Le dollar US est non seulement la monnaie de réserve du monde mais aussi et surtout la monnaie de transactions pour le commerce international. Par exemple, si la Corée du Sud fait du commerce avec Taïwan, les importations et les exportations de chacun des deux pays devront être soldées en dollars américains. Cette réalité force donc les sociétés de chacun de ces deux pays à garder des dollars dans leurs comptes pour leurs fonds de roulements (ou à en emprunter auprès de leurs banques), et bien sur, force les banques centrales locales à garder des dollars en réserve, au cas ou leur commerce extérieur passerait en déficit. Cette réalité fait du dollar US “LA” monnaie de réserve. Pour que les autres pays puissent se constituer des réserves en dollars, il faut en que les États-Unis aient un déficit extérieur. Ce déficit extérieur américain est un peu la source de liquidités qui permet au commerce mondial de se développer plus ou moins harmonieusement depuis des lustres. C’est ce que Jacques Rueff appelait le “privilège impérial”. On peut aimer ou ne pas aimer ce système, mais c’est comme cela que le monde fonctionne depuis 1945.

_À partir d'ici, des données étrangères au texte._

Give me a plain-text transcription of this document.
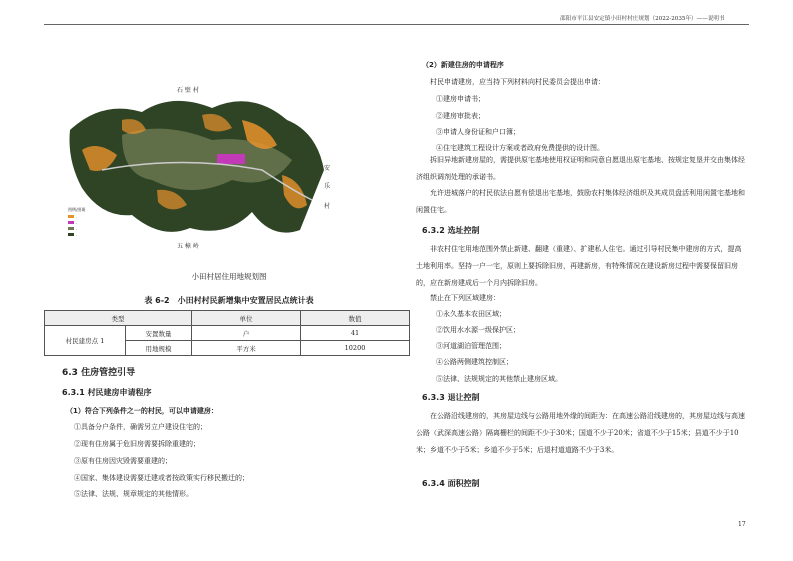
邵阳市平江县安定镇小田村村庄规划（2022-2035年）——说明书
图例/图斑
-
-
-
-
石 壁 村
安
乐
村
五 樟 岭
小田村居住用地规划图
表 6-2　小田村村民新增集中安置居民点统计表
类型		单位	数值
村民建房点 1	安置数量	户	41
	用地规模	平方米	10200
6.3 住房管控引导
6.3.1 村民建房申请程序
（1）符合下列条件之一的村民，可以申请建房：
①具备分户条件，确需另立户建设住宅的；
②现有住房属于危旧房需要拆除重建的；
③原有住房因灾毁需要重建的；
④国家、集体建设需要迁建或者按政策实行移民搬迁的；
⑤法律、法规、规章规定的其他情形。
（2）新建住房的申请程序
村民申请建房，应当持下列材料向村民委员会提出申请：
①建房申请书；
②建房审批表；
③申请人身份证和户口簿；
④住宅建筑工程设计方案或者政府免费提供的设计图。
拆旧异地新建房屋的，需提供原宅基地使用权证明和同意自愿退出原宅基地、按规定复垦并交由集体经济组织调剂处理的承诺书。
允许进城落户的村民依法自愿有偿退出宅基地，鼓励农村集体经济组织及其成员盘活利用闲置宅基地和闲置住宅。
6.3.2 选址控制
非农村住宅用地范围外禁止新建、翻建（重建）、扩建私人住宅。通过引导村民集中建房的方式，提高土地利用率。坚持一户一宅，原则上要拆除旧房，再建新房，有特殊情况在建设新房过程中需要保留旧房的，应在新房建成后一个月内拆除旧房。
禁止在下列区域建房：
①永久基本农田区域；
②饮用水水源一级保护区；
③河道湖泊管理范围；
④公路两侧建筑控制区；
⑤法律、法规规定的其他禁止建房区域。
6.3.3 退让控制
在公路沿线建房的，其房屋边线与公路用地外缘的间距为：在高速公路沿线建房的，其房屋边线与高速公路（武深高速公路）隔离栅栏的间距不少于30米；国道不少于20米；省道不少于15米；县道不少于10米；乡道不少于5米；乡道不少于5米；后退村道道路不少于3米。
6.3.4 面积控制
17
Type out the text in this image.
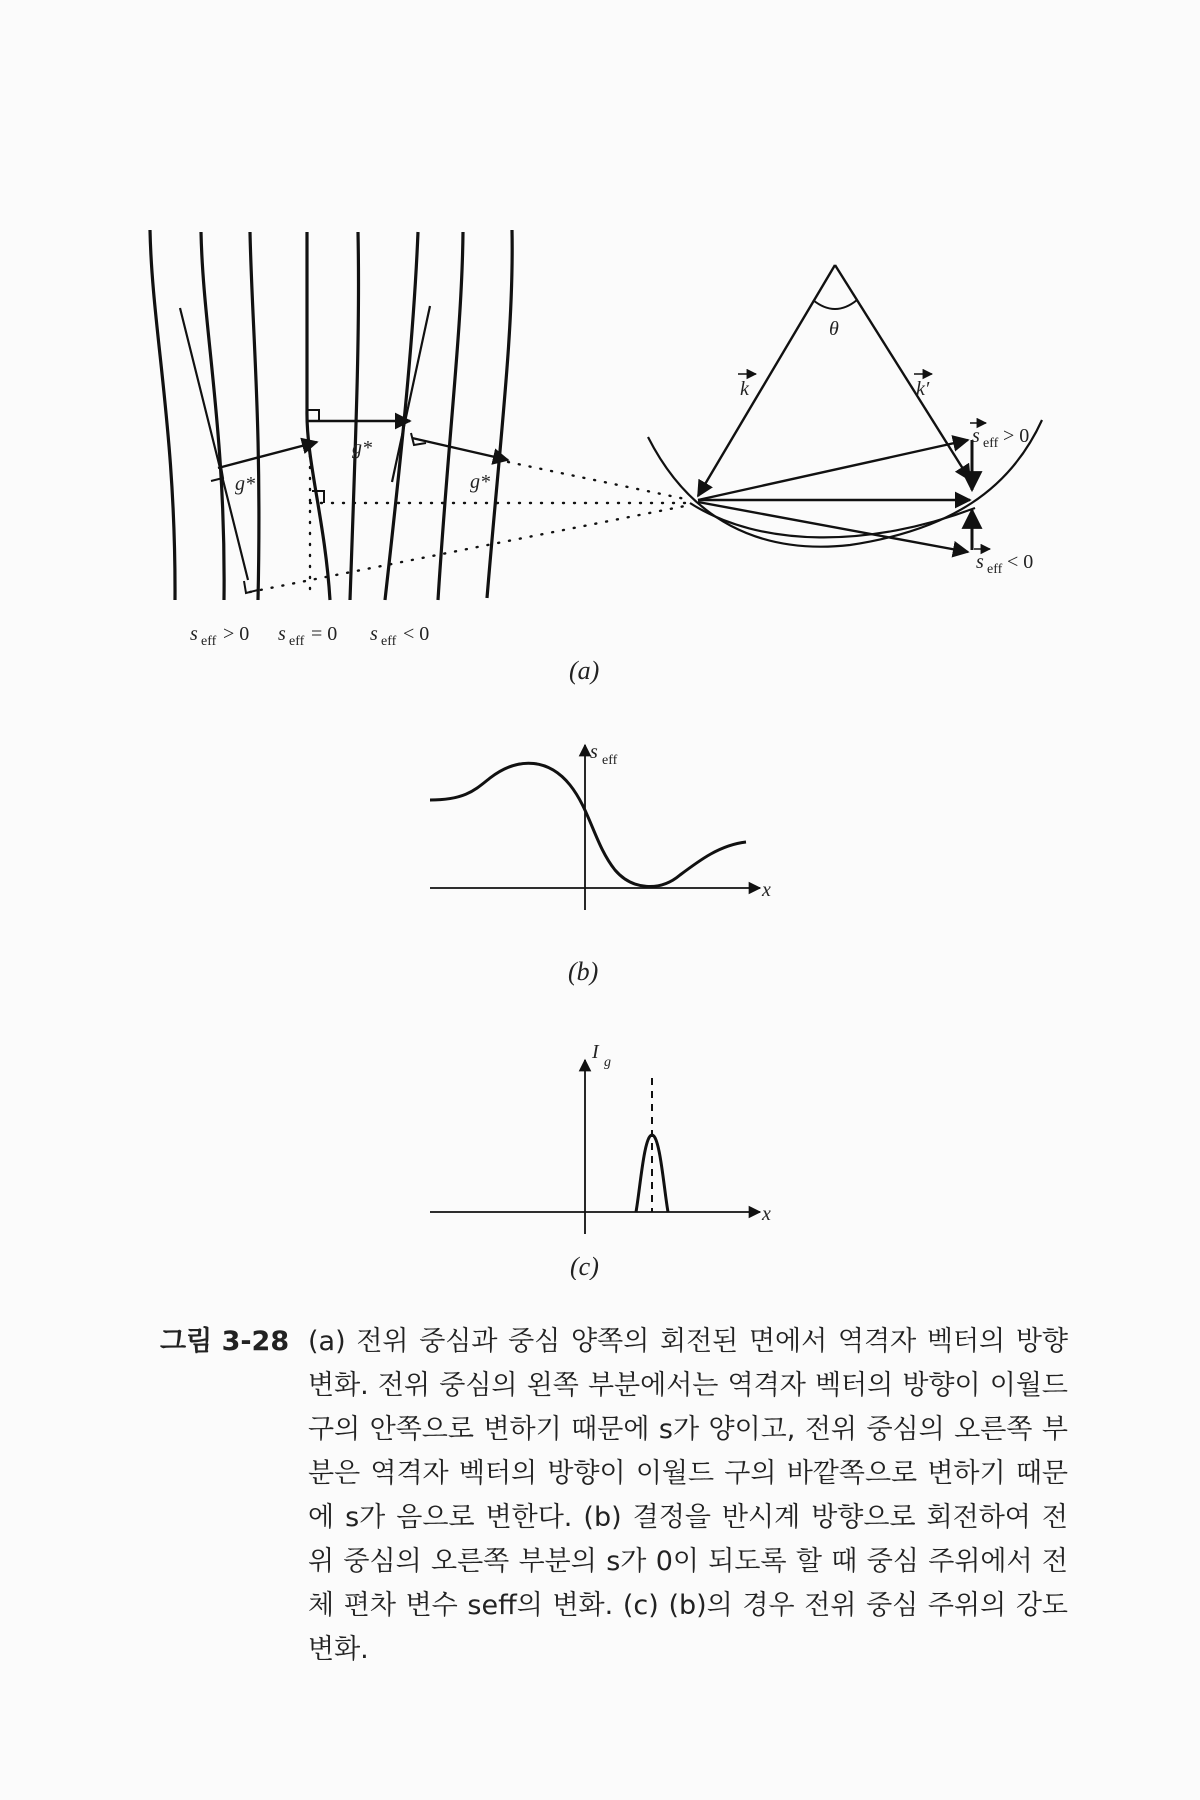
g*
g*
g*
s eff > 0 s eff = 0 s eff < 0
θ
k	k′
s eff > 0
s eff < 0
(a)
s eff
x
(b)
I g
x
(c)
그림 3-28 (a) 전위 중심과 중심 양쪽의 회전된 면에서 역격자 벡터의 방향 변화. 전위 중심의 왼쪽 부분에서는 역격자 벡터의 방향이 이월드 구의 안쪽으로 변하기 때문에 s가 양이고, 전위 중심의 오른쪽 부분은 역격자 벡터의 방향이 이월드 구의 바깥쪽으로 변하기 때문에 s가 음으로 변한다. (b) 결정을 반시계 방향으로 회전하여 전위 중심의 오른쪽 부분의 s가 0이 되도록 할 때 중심 주위에서 전체 편차 변수 seff의 변화. (c) (b)의 경우 전위 중심 주위의 강도 변화.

Quels sont les risques pour les utilisateurs de ce système ?
Il y en a deux. Le premier risque est qu’une crise financière coupe complètement l’accès au dollar, comme cela s’est produit au moment de la faillite de Lehmann Brothers. Des pays dont l’économie fonctionne bien peuvent être plongés dans la récession par manque de moyens de paiement, un cas classique en commerce international. Le deuxième risque serait que les États-Unis rentrent dans une période durable de comptes courants excédentaires et qu’au lieu de fournir sans arrêt des liquidités (parfois de façon excessive…) au reste du monde, ils se mettent à en retirer constamment. Ceci amènerait inéluctablement à une contraction du commerce international. Entre le gaz de schiste et la robotisation de l’appareil industriel américain, on peut penser que d’ici quelques années, un tel surplus global américain est loin d’être impossible.
À partir de ce diagnostic, qu’ils ont parfaitement intégré, que font les dirigeants chinois ?
Ils sont en train de mettre en place un plan identique à celui des Allemands à partir de 1992. Ils vont voir toutes les banques centrales, non seulement en Asie, mais aussi en Amérique latine et en Afrique et leur proposent la chose suivante, toute simple. La Banque centrale de Chine (BOC) est prête a ouvrir sans contrepartie des “swaps” alimentés en renminbi (nom de la monnaie chinoise utilisée dans les échanges internationaux) à partir des monnaies des pays souhaitant commercer entre eux. Pour que les pays utilisant le renminbi puissent aussi se constituer des réserves de change, les Chinois ont créé un marché obligataire offshore en renminbi en demandant à IBM, Air Liquide, etc. ainsi qu’aux grandes sociétés chinoises d’émettre des obligations. Les pays intéressés peuvent les souscrire en utilisant leurs actuelles réserves en dollars. Dans ce cas de figure, le pétrole et les matières premières resteront libellés en dollars, mais le commerce inter-asiatique ou même inter-pays en voie de développement sera facturé en renminbi. Et les grandes banques chinoises seront toutes prêtes accorder des prêts en renminbi à toux ceux qui le demanderaient.
C’est exactement ce que l’Allemagne a fait à partir de 1992.
En 1969, tout le commerce inter-européen s’effectuait en dollars. En 1992, tout était en Deutsche Mark (d’où la fureur des technocrates français et l’invention du “Frankenstein monétaire” qu’est l’euro et le désastre actuel, mais ceci est une autre histoire). Pour que ce mouvement soit crédible, il faut que la BOC soit perçue comme l’a été la Bundesbank, c’est à dire qu’entre la monnaie et l’économie, la BOC choisisse la monnaie et que le renminbi en conséquence demeure une monnaie structurellement forte. Le grand problème de l’Asie a toujours été sa dépendance au dollar. Trop de dollars, l’Asie est en plein boom et les marchés montent. Pas assez, c’est l’effondrement. L’Asie n’a jamais eu sa source de liquidités indépendante, d’où une extrême volatilité des économies et des marchés financiers. Si la Chine réussit à créer une “poche de liquidités” indépendante du dollar, la volatilité va baisser très fortement et les valeurs asiatiques exerceront un attrait puissant pour tous les investisseurs.